Mycotoxins have diverse toxicological impacts on aquatic organisms, which include effects on the digestive systems, immune systems, reproductive systems, and neurological systems. Consumption of polluted food may cause intestinal integrity breach, diminished digestive enzyme activity, and deterioration in growth performance. More importantly, mycotoxins suppress their immune functions, increasing their vulnerability to bacterial and viral diseases, and this increases mortality and causes heavy financial losses to aquaculture. Some of these mycotoxins are also endocrine disruptors, disrupting the balance of reproductive hormones, reducing the quality of gametes, and decreasing reproductive productivity, and as a result jeopardizing the long-term sustainability of wild and farmed populations [5]. Also, the toxins cause oxidative stress and genotoxicity, which causes DNA damage, lipid peroxidation, and tumorigenesis. Regardless of awareness of these negative effects, there are notable gaps in knowledge regarding the molecular pathogenesis of mycotoxin toxicity in aquatic organisms, the interactive effect of many concomitant co-occurring mycotoxins, and the ecological implications of chronic low-dose exposure [6].

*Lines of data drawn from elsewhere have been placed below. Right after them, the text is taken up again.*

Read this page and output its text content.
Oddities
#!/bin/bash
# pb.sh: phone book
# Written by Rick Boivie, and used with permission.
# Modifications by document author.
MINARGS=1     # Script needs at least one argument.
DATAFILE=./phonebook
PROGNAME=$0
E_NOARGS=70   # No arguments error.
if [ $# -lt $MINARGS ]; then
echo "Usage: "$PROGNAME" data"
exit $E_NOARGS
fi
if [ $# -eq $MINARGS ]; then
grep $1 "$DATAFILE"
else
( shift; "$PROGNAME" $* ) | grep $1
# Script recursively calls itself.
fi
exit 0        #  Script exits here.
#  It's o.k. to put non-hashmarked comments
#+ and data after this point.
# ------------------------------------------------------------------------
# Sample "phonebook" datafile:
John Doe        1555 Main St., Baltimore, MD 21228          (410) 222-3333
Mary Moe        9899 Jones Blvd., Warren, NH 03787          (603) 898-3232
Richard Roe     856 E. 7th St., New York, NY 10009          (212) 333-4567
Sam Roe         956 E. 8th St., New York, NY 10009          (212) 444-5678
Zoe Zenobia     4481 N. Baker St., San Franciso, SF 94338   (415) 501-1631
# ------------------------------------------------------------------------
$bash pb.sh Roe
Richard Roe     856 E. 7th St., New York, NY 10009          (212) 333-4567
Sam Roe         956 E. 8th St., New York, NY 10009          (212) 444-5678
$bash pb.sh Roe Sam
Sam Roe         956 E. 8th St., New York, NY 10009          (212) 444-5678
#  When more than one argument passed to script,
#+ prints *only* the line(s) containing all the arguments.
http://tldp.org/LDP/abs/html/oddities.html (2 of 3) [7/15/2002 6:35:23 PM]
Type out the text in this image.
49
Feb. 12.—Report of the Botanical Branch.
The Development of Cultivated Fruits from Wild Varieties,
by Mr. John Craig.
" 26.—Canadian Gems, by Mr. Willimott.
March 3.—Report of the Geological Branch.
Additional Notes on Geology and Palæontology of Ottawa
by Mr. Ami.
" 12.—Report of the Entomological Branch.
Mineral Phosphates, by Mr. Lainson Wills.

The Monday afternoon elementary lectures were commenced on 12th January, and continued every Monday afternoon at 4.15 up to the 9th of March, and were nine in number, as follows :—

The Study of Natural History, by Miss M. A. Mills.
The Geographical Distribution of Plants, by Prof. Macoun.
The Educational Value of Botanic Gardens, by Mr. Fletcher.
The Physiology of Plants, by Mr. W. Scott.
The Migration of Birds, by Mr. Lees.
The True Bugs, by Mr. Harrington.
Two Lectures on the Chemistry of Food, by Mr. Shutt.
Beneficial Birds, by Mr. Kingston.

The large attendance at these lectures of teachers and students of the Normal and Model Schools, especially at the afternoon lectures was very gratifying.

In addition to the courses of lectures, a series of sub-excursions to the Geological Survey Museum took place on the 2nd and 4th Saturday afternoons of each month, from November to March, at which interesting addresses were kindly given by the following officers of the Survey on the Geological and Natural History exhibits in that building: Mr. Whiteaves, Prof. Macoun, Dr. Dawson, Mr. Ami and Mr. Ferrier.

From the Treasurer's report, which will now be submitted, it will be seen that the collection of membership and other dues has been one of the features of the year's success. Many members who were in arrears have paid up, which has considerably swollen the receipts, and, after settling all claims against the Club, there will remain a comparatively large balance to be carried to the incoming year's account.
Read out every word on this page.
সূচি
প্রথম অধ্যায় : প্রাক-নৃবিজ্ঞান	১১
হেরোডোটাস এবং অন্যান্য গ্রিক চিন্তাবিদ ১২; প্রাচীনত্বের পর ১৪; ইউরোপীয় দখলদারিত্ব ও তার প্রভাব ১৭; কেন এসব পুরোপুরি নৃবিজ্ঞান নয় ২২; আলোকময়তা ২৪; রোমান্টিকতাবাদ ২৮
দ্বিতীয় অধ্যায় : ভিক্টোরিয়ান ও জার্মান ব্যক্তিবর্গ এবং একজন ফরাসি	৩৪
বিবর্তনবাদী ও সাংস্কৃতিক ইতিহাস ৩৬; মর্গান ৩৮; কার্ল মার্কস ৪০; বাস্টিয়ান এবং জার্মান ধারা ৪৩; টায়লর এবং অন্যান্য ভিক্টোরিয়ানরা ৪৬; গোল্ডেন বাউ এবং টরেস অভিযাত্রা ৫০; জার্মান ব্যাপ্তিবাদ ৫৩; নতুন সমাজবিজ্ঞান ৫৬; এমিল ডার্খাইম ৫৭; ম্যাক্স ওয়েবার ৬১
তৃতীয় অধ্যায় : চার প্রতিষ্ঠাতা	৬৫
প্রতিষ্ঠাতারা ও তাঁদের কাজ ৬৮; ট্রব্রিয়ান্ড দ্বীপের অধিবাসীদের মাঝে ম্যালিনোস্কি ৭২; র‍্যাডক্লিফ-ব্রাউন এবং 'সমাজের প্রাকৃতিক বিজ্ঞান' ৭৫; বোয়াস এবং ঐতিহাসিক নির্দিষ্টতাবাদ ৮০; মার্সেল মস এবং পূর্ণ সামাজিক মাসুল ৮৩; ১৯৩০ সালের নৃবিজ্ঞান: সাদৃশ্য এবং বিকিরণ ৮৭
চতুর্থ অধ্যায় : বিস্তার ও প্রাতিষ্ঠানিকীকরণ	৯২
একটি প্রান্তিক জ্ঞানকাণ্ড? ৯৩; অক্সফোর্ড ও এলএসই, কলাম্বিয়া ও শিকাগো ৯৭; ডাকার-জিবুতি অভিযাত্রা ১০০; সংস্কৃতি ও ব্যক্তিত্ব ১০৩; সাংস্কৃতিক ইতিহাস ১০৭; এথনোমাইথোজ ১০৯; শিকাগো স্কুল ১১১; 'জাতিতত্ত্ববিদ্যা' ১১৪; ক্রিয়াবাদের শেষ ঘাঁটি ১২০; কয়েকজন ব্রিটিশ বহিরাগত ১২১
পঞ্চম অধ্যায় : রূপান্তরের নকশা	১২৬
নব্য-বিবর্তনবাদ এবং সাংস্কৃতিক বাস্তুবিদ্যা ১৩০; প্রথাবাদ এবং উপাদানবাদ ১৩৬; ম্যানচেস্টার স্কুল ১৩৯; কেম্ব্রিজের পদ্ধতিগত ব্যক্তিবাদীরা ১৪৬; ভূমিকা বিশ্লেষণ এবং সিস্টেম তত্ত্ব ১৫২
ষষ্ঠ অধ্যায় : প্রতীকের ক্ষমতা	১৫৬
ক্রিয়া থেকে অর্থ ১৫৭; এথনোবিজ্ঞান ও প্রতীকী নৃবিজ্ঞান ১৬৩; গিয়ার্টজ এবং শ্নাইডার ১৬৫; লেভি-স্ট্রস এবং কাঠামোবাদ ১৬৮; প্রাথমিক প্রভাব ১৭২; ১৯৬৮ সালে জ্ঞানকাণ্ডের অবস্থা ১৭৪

Mycotoxin contamination of aquaculture needs to be mitigated using a holistic, systems-based, interdisciplinary approach. The quality assurance and quality control should be implemented throughout the feed supply chain, including the optimization of storage and the processing environment, the creation and implementation of efficient detection, prevention, and detoxification technology [7].

The seemingly underestimated risk of mycotoxins in aquatic production systems is the one that should be handled by the scientists and regulators in a concerted effort. It will require concerted interdisciplinary measures, technological advancement, and the systematization of evidence-based policies and management practices to minimize the ecological and economic impacts of them, preserve the aquatic life forms, and guarantee the further provision of this essential source of animal protein to human food.